The EU AI Act was first proposed by the European Commission in April 2021. After various rounds of scrutiny a text has now been formally adopted by MEPs. The European Council must now also adopt the EU AI Act for the text to become EU law but is expected to follow suit soon.

See also: OpenAI, peers warn in Red Team report that AI could support “misuse” of biology

Under the AI Act, even those behind “general purpose AI models” need to publish detailed summaries about the content used to train them. Quite how robust assessment of these summaries and indeed enforcement will be remains a hugely open question with the Act not yet in statute books.

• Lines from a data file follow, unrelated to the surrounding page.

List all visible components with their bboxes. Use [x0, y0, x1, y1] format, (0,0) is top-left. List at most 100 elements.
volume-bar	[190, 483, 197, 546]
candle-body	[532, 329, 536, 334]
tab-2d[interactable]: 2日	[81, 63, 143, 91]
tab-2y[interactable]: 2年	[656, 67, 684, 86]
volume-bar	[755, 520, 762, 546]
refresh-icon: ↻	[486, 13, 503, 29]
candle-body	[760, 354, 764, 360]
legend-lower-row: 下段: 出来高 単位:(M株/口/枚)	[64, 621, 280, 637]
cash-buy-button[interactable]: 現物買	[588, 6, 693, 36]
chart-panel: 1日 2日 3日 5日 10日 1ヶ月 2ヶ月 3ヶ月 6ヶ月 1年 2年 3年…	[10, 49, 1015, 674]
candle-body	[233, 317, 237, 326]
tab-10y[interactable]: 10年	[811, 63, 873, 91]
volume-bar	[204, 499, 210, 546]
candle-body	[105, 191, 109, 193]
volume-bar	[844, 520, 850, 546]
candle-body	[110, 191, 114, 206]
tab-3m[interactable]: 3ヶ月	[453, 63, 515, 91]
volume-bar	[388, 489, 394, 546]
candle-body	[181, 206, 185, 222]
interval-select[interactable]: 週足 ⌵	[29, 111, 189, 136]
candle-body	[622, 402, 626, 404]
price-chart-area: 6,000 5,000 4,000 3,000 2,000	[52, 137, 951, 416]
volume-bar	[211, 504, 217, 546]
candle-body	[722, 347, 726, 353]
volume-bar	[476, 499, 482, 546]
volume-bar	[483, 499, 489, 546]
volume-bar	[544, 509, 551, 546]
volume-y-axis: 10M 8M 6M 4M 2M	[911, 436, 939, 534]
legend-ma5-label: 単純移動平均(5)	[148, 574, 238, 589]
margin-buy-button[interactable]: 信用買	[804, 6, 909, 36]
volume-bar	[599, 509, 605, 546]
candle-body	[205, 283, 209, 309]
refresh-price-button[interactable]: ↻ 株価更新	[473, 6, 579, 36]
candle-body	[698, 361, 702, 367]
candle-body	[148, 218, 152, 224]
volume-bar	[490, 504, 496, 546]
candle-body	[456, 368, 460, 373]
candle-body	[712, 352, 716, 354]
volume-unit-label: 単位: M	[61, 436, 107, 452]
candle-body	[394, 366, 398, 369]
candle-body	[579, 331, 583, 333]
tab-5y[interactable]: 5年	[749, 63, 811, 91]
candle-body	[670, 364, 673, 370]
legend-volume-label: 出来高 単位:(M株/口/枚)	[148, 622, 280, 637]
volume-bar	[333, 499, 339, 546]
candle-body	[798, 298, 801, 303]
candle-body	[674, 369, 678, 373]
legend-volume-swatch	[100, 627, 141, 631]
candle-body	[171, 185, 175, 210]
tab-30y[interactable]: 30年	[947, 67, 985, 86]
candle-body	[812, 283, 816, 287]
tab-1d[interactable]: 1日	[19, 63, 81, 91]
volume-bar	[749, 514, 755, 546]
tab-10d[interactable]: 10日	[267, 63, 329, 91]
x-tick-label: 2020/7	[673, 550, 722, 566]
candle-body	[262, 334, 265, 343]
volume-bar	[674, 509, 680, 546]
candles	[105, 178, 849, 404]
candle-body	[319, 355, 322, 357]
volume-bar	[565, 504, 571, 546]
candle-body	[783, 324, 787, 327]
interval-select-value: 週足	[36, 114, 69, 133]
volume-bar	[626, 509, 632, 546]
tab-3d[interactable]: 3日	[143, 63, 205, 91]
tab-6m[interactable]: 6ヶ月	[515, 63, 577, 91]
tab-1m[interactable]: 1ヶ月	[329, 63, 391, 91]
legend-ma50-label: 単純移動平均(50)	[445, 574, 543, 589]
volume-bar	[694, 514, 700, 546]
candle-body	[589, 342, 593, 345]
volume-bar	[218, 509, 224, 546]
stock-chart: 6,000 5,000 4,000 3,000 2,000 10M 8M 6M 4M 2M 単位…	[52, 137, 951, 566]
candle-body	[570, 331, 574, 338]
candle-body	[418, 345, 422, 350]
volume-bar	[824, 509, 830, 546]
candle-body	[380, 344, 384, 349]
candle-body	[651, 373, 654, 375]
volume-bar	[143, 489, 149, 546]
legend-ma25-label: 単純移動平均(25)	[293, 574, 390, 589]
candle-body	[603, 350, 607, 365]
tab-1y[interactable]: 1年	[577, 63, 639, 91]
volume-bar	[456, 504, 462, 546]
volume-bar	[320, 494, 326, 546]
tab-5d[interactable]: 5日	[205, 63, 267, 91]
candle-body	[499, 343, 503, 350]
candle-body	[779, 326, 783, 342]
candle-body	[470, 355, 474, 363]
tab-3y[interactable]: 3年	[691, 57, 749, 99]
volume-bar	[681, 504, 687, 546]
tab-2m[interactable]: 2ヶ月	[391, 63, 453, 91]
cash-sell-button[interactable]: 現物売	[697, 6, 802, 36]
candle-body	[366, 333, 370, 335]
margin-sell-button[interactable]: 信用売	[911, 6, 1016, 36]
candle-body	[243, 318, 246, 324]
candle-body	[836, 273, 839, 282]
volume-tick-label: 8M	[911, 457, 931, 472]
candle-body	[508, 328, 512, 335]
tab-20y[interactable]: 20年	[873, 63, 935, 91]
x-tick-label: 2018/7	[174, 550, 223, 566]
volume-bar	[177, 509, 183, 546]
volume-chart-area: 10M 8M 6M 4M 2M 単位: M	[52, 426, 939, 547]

“[Training] data sets should.. have the appropriate statistical properties, including as regards the persons or groups of persons in relation to whom the high-risk AI system is intended to be used, with specific attention to the mitigation of possible biases in the data sets, that are likely to affect the health and safety of persons, have a negative impact on fundamental rights or lead to discrimination… especially where data outputs influence inputs for future operations (feedback loops),” Europe’s AI Act adds. 

The EU AI Act was passed overwhelmingly by Parliament: 523 MEPs voted in favour, 46 voted against, and there were 49 abstentions.

Agur Jõgi, CTO, Pipedrive, told The Stack they anticipate the Act’s passage will “have a huge effect for industries across the globe, as the ‘Brussels effect’ kickstarts legislative changes across international borders.”

Ray Eitel-Porter, Responsible AI Lead at Accenture UKIA, added that “the most significant step to regulating AI in the world [is] not just the chance for companies to ensure their high-risk AI systems pass the safety test. Instead, they should take this moment to build a bedrock of responsible AI across their enterprise and foster a culture of safety and innovation – because they don’t need to be at odds with each other. Leaders can take steps to deploy AI tools governed by strong principles and controls that promote fairness, transparency, safety and privacy, for powerful technology to support their people, customers, and society in a positive way. Implementation can take at least two years for a large company, the full extent of the grace period allowed… for high-risk AI systems.”